Dr. Zarrinpar, an associate professor in the Division of Transplantation, received the 2020 ASTS-Natera Research Grant in support of his research project, “Using Phenotypic Precision Medicine to Individualize Immunosuppression Based on Quantifiable Markers of Immune Response and Allograft Injury.”

Dr. Battula, an assistant professor in the Division of Transplantation, was awarded the 2020 ASTS-CareDx Faculty Development Grant to fund his research, “Innovative techniques for organ preservation, repair and reconditioning.”

Burris received a 2020 ASTS Presidential Student Mentor Grant to continue studying “Evaluation of statins as cancer chemoprophylactic agents in chronic liver disease.”​

For Zarrinpar, the award will fund his lab’s interest in individually tailored drug therapies.

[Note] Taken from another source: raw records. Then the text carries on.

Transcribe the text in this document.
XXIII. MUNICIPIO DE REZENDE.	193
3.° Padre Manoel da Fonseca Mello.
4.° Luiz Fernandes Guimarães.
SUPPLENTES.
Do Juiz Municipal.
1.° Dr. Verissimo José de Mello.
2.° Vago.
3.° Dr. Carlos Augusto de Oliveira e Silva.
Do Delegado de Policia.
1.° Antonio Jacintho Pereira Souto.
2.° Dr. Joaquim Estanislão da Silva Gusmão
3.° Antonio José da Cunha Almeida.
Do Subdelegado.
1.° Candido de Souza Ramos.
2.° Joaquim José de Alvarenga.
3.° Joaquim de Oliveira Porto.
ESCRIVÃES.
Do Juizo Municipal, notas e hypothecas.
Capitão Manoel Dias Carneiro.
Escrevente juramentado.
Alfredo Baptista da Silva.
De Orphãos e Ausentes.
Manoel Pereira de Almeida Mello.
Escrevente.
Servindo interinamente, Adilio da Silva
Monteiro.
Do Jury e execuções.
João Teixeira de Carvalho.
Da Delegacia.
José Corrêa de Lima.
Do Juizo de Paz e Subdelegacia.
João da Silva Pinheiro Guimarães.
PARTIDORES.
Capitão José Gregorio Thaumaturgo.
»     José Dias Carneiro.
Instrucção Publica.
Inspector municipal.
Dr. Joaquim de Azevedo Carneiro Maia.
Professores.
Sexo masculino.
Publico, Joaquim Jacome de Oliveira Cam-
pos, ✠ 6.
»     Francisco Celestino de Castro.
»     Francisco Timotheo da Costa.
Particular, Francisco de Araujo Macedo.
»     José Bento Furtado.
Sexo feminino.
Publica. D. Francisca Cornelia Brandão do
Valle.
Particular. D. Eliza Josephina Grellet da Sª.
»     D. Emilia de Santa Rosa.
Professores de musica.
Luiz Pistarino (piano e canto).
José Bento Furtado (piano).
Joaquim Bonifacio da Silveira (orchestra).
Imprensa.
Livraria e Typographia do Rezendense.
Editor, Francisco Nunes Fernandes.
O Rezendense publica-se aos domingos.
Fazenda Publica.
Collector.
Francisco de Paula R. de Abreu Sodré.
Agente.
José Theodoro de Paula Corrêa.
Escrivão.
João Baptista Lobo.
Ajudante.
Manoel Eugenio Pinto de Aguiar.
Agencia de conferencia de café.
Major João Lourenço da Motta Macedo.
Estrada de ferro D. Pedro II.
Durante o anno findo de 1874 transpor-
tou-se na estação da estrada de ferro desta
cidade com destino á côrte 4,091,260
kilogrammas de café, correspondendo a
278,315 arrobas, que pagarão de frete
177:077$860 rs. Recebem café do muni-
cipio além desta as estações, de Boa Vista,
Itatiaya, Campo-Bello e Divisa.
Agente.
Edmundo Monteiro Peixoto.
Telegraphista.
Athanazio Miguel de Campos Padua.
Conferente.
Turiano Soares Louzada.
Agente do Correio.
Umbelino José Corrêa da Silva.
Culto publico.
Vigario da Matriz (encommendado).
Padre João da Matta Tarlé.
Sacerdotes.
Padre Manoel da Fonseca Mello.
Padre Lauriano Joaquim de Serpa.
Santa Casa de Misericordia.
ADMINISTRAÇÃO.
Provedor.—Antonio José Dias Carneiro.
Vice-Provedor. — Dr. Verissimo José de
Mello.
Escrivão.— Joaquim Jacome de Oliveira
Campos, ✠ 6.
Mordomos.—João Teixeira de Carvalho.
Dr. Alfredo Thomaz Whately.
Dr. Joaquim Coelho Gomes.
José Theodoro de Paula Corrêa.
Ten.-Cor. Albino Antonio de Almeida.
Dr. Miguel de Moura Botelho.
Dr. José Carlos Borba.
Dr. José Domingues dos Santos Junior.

“We will be collecting data from kidney transplant patients and examining how their response to immunosuppression medications vary from each other using a newly approved technology which measures how much injury their transplanted organ is sufferin,” Zarrinpar said.

Then, Zarrinpar and his team will analyze whether their drug regimens could have been changed to diminish that organ injury.

The American Society of Transplant Surgeons represents approximately 1,900 professionals dedicated to excellence in transplantation surgery. ASTS advances the art and science of transplant surgery through patient care, research, education, and advocacy.